Hi all
if you will use differential forms,Iam testing new cartan package
now,so send you it. this is rewrited version of the cartan.lisp.
please tell me.
for example orthogonal basis [Dx,Dy,Dz]
scalar a <---> a
vector v=(a,b,c)<---> 1form U=a*Dx+b*Dy+c*Dz
|(a,b,c)|^2 <---> (a*Dx+b*Dy+c*Dz)&(a*Dx+b*Dy+c*Dz) (& is clifford product)
(a,b,c).(f,g,h)<---> 1/2((a*Dx+b*Dy+c*Dz)&(f*Dx+g*Dy+h*Dz)+
(f*Dx+g*Dy+h*Dz)&(a*Dx+b*Dy+c*Dz))
(a,b,c)X(f,g,h)<--->h_st((a*Dx+b*Dy+c*Dz)@(f*Dx+g*Dy+h*Dz))
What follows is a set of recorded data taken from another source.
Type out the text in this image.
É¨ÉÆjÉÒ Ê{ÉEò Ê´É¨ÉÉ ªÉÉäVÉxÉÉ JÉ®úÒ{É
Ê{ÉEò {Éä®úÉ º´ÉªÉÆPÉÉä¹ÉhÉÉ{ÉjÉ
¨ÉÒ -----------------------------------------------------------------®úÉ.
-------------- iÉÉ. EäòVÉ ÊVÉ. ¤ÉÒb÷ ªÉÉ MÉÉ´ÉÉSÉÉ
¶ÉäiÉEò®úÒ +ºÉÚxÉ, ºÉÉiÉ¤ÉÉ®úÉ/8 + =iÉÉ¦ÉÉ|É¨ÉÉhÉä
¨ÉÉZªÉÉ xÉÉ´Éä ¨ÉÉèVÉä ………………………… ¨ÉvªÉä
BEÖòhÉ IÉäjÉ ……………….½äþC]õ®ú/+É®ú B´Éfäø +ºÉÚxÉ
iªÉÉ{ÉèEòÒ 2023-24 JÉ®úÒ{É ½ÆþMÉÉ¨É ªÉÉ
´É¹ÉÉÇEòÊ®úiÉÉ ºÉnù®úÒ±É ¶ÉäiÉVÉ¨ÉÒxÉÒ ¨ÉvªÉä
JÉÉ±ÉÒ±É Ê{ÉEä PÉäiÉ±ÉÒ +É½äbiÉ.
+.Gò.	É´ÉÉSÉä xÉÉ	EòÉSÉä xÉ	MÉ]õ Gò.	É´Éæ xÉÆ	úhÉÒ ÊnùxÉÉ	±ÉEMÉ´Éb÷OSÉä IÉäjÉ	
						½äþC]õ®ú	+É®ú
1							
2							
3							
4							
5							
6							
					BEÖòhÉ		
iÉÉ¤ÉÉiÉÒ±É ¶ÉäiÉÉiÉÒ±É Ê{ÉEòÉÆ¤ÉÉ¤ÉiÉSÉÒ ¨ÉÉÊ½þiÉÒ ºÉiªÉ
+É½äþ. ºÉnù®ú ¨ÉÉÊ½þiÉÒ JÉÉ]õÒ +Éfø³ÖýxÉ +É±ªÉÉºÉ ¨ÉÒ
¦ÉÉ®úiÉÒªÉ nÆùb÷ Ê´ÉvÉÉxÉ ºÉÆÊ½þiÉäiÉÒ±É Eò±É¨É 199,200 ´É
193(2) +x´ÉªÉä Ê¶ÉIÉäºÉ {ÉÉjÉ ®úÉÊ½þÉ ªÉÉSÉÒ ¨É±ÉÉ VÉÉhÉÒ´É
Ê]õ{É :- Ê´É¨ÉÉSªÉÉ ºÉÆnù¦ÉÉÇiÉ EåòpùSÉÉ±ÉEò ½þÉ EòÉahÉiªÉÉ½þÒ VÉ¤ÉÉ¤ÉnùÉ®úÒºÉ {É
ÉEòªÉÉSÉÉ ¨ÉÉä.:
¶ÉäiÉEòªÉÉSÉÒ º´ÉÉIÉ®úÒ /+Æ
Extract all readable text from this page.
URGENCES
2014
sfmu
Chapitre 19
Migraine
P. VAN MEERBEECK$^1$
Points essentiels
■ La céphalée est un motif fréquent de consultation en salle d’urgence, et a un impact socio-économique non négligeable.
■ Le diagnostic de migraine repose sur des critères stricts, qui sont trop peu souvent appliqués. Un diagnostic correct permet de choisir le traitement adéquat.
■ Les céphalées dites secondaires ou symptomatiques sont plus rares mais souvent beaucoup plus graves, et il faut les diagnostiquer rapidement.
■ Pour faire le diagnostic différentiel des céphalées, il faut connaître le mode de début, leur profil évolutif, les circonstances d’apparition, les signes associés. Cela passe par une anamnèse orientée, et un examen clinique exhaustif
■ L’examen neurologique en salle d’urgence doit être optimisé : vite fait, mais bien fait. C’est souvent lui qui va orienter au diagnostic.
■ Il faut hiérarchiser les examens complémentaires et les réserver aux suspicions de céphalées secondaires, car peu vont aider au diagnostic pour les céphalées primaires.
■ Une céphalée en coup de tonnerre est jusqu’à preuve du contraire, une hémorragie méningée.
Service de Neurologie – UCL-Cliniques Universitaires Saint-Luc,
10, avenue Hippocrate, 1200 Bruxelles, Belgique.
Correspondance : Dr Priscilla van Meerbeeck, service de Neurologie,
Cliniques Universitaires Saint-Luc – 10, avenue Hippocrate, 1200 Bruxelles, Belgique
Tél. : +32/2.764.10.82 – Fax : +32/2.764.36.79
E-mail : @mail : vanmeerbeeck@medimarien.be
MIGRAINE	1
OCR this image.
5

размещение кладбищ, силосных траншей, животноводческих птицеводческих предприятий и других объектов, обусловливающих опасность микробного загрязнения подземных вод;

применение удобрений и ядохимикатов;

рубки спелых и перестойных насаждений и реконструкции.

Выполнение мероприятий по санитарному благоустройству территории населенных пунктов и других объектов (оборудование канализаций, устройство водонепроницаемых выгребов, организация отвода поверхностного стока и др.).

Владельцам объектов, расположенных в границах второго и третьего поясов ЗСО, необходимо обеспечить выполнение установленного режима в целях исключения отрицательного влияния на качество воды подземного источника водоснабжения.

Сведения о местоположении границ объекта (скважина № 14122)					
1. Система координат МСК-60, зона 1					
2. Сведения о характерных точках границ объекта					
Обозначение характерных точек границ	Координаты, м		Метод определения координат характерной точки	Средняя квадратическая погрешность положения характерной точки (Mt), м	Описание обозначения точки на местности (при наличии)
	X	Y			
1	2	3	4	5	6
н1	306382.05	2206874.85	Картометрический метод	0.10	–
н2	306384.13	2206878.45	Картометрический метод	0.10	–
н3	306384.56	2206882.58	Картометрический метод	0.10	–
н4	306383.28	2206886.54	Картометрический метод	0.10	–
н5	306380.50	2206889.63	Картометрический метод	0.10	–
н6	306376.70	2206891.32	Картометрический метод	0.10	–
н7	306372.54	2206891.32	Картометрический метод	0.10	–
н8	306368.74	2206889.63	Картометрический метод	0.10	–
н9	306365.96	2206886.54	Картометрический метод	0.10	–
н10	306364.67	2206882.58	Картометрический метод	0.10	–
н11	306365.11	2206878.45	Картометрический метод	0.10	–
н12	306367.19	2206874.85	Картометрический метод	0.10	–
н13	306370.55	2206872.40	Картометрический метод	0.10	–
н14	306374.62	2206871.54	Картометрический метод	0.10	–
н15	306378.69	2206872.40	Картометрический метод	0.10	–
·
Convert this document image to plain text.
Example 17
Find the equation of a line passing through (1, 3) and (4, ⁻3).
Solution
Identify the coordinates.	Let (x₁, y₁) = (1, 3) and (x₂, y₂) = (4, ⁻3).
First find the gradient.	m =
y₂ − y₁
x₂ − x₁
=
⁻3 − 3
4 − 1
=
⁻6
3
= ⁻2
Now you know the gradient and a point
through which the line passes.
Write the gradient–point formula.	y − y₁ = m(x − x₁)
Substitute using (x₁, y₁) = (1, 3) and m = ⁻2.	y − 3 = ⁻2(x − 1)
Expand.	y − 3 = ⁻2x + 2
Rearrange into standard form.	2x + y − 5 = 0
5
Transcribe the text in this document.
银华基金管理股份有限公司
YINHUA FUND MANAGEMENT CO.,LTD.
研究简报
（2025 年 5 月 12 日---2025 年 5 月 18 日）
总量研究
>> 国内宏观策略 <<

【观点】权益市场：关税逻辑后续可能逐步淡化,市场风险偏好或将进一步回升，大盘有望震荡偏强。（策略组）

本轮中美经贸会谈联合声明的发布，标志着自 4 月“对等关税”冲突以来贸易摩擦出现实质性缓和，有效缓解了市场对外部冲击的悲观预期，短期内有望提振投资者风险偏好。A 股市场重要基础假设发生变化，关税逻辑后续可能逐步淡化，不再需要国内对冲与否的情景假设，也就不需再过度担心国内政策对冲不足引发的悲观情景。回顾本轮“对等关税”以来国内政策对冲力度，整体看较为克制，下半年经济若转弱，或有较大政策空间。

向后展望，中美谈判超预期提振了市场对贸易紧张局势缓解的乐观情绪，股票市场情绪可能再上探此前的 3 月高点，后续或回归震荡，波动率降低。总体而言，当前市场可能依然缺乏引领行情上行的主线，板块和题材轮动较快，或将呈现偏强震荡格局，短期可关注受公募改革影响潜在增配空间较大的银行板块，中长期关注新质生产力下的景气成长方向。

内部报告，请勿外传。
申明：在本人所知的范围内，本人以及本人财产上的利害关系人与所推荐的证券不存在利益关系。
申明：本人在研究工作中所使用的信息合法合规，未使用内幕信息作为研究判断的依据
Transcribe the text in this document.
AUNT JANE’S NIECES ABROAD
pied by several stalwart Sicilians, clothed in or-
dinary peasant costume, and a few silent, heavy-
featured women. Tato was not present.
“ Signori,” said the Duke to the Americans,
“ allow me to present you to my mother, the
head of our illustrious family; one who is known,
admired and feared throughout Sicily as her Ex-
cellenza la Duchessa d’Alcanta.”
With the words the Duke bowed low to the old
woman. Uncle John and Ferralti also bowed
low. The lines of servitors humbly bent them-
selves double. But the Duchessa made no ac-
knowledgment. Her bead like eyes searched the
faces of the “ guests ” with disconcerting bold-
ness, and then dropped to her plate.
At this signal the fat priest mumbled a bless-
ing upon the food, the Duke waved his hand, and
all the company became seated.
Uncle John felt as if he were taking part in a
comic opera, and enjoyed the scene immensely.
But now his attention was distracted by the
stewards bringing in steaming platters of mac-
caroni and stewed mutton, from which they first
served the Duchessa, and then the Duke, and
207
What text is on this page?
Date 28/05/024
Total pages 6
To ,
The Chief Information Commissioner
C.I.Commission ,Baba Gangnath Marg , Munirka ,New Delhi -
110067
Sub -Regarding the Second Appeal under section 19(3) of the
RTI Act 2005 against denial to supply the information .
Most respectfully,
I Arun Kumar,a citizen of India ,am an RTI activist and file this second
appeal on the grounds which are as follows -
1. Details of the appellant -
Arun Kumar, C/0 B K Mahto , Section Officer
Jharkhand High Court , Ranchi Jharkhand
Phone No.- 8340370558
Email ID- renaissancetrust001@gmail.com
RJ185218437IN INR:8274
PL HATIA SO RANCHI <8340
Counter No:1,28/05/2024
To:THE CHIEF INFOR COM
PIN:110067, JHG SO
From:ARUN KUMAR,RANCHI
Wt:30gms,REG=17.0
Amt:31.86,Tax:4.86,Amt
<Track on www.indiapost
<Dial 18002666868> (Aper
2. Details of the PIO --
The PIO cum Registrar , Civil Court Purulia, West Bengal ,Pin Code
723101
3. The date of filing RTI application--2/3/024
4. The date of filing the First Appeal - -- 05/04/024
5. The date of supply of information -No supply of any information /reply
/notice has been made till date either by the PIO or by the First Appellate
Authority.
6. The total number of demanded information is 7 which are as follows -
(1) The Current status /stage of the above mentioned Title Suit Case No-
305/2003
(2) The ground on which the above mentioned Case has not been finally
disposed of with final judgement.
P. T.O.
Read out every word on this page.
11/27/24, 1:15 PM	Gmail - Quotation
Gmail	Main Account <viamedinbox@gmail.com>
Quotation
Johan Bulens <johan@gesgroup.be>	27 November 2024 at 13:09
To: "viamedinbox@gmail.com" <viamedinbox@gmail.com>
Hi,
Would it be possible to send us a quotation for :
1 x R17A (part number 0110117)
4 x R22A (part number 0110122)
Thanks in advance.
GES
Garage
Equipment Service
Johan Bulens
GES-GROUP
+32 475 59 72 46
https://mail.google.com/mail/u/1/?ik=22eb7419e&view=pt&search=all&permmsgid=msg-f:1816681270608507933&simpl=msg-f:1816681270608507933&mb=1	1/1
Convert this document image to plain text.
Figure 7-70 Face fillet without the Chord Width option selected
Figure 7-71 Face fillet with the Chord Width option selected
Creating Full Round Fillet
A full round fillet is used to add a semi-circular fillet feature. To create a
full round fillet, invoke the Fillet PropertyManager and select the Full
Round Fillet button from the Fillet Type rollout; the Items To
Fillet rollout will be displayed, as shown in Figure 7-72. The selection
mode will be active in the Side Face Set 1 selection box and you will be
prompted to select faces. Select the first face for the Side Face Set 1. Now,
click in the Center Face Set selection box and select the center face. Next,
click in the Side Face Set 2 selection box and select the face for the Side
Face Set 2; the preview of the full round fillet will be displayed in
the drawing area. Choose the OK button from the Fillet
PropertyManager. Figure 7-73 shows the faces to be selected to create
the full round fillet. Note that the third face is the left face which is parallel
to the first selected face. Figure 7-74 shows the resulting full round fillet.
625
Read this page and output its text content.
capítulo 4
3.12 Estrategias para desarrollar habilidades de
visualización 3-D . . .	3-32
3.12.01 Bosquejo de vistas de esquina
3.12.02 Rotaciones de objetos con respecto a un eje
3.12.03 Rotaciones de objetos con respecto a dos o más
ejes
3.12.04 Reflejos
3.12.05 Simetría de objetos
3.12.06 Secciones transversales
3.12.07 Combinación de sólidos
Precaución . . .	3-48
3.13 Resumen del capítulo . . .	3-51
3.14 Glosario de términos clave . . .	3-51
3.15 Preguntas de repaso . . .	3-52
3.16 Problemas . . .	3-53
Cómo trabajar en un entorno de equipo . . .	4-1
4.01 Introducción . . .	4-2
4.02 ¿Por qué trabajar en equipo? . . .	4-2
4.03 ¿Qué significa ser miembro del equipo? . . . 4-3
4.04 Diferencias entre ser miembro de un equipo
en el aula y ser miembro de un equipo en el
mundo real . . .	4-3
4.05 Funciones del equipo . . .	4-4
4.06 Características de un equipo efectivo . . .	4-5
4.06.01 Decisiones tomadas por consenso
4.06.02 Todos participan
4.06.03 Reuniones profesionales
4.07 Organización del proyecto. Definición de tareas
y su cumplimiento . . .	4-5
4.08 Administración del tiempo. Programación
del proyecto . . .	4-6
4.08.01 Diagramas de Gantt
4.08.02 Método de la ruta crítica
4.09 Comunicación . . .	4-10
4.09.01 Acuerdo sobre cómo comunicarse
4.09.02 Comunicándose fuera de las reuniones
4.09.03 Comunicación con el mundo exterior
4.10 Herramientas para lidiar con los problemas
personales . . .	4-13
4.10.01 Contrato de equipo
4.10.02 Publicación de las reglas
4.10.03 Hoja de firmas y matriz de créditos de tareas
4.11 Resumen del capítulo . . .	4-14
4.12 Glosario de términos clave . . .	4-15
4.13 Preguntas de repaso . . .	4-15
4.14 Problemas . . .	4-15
or -J((a*Dx+b*Dy+c*Dz)@(f*Dx+g*Dy+h*Dz))
grad(a) <---> D(a)
rot(V) <---> h_st(D(U)) or nest2([h_st,D],U)
div(V) <---> h_st(D(h_st(U))) or nest2([h_st,D,h_st],U)
laplacian(a) <---> D(h_st(D(a))) or nest2([D,h_st,D],a)
many equations <---> D(D(...))=0 ,poincare's lennma
almost every thing <--- differntial form calculation with hodge star
operator h_st(or pseudo scalar J in clifford algebra)
Gosei Furuya